Combatendo o estigma

Campanha mundial: que a Associated Press passe a dizer “trabalhadora sexual”, e não “prostituta”

EJ Dickson, para o Daily Dot, tradução de Renato Martins.

Todos os anos, o Manual de Estilo da Associated Press, considerado o guia de estilo de referência para repórteres, editores e estudantes de jornalismo, pede sugestões de revisões e palavras novas para sua edição anual. Muitas dessas palavras novas são gírias e termos da cultura popular, como as adições recentes de “hashtag”, “swag” ou “selfie”. Mas algumas das sugestões vêm daqueles que pressionam pela atualização de termos ultrapassados ou politicamente incorretos. Exemplo: a campanha no Twitter para que os editores da Associated Press substituam a palavra “prostituta” por “trabalhadora sexual” em seu Manual de Estilo de 2015.

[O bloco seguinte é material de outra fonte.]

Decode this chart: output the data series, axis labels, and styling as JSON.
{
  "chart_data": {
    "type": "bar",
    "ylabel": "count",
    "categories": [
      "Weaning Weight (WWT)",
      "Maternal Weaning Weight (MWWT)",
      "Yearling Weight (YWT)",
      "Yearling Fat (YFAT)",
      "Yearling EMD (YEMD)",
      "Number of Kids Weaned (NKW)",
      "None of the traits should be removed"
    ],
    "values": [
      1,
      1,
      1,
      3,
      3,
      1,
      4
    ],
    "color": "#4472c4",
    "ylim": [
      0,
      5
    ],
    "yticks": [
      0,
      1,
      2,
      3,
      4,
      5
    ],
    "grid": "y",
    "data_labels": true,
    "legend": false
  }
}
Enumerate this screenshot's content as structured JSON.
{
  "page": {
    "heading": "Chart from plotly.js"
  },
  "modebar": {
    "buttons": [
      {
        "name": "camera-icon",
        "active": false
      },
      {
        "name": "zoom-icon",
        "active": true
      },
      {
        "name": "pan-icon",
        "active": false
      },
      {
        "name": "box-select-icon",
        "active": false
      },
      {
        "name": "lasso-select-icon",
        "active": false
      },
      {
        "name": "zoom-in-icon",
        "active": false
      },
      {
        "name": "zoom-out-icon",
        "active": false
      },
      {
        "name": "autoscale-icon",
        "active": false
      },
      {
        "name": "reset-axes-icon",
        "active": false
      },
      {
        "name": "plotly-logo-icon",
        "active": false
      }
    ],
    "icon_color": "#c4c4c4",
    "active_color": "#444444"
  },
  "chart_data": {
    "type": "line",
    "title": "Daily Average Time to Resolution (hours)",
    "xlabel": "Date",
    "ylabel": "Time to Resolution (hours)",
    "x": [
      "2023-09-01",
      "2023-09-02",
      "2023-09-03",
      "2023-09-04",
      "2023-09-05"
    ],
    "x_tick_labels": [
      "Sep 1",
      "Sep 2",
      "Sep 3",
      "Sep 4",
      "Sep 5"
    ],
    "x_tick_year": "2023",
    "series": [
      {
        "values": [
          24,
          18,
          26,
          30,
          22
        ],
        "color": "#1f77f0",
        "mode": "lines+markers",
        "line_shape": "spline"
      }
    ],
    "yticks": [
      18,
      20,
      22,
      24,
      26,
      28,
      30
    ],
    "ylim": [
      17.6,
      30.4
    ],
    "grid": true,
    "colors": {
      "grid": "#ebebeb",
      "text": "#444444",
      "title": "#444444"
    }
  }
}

Para quem não pertence à comunidade do trabalho sexual, a distinção entre as duas expressões pode parecer desprezível, na melhor das hipóteses. Mas para muitas trabalhadoras sexuais e seus aliados, o fato de o Manual de Estilo da AP se referir às trabalhadoras sexuais como “prostitutas” é um símbolo de como a sociedade em geral marginaliza e estigmatiza quem trabalha na indústria do sexo.

“Palavras têm poder. Muitas pessoas que vendem serviços sexuais acham o termo ‘prostituta’ degradante e estigmatizador, inclusive os grupos liderados por trabalhadoras sexuais que a Open Society apoia”, disse ao Daily Dot Sebastian Kruger, executivo de comunicações da organização pelos direitos humanos Open Society Foundations.

“Como resultado disso, a palavra ‘prostituta’ pode contribuir para a exclusão das trabalhadoras sexuais de serviços legais, sociais e de saúde. As palavras que a Associated Press escolhe usar têm um alcance amplo e estabelecem um padrão que as pessoas no mundo todo acompanham.”

Mike Stabile, jornalista, diretor de filmes e ativista pela saúde sexual baseado em Los Angeles, diz que mudar de “prostituta” para “trabalhadora sexual” obrigará a grande imprensa a reconhecer o trabalho sexual como uma forma de trabalho como qualquer outra. Diferentemente da palavra “prostituta”, que pode ser usada tanto como substantivo como verbo (é comum os ativistas antitráfico de pessoas, por exemplo, referir-se às mulheres que vendem sexo na voz passiva, como em “mulheres prostituídas”), a expressão “trabalhadora sexual dá mais voz ativa às mulheres que atuam na indústria do sexo. Ele compara a diferença entre essas expressões à diferença entre “homossexual” e “gay”:

“Prostituta é uma palavra antiquada, mais útil para as autoridades policiais e para os ativistas da cruzada moral do que para as pessoas reais a quem pretende se referir”, diz Stabile.

O problema não é apenas que a palavra “prostituta seja arcaica e ofensiva: em muitos casos, ela não é nem mesmo precisa. Enquanto a expressão “trabalhadora sexual” pode ser usada para descrever mulheres que se engajam em formas legais de trabalho sexual, de atrizes de webcam a modelos que posam nuas a dominadoras profissionais e até dançarinas “exóticas”, a palavra “prostituta” se refere especificamente ao ato, frequentemente ilegal, de vender sexo por dinheiro. Kate D’Adamo, organizadora comunitária do Sex Worker Outreach Project de Nova York, diz que existe a necessidade de um termo que inclua todas as formas de trabalho sexual em sua variedade.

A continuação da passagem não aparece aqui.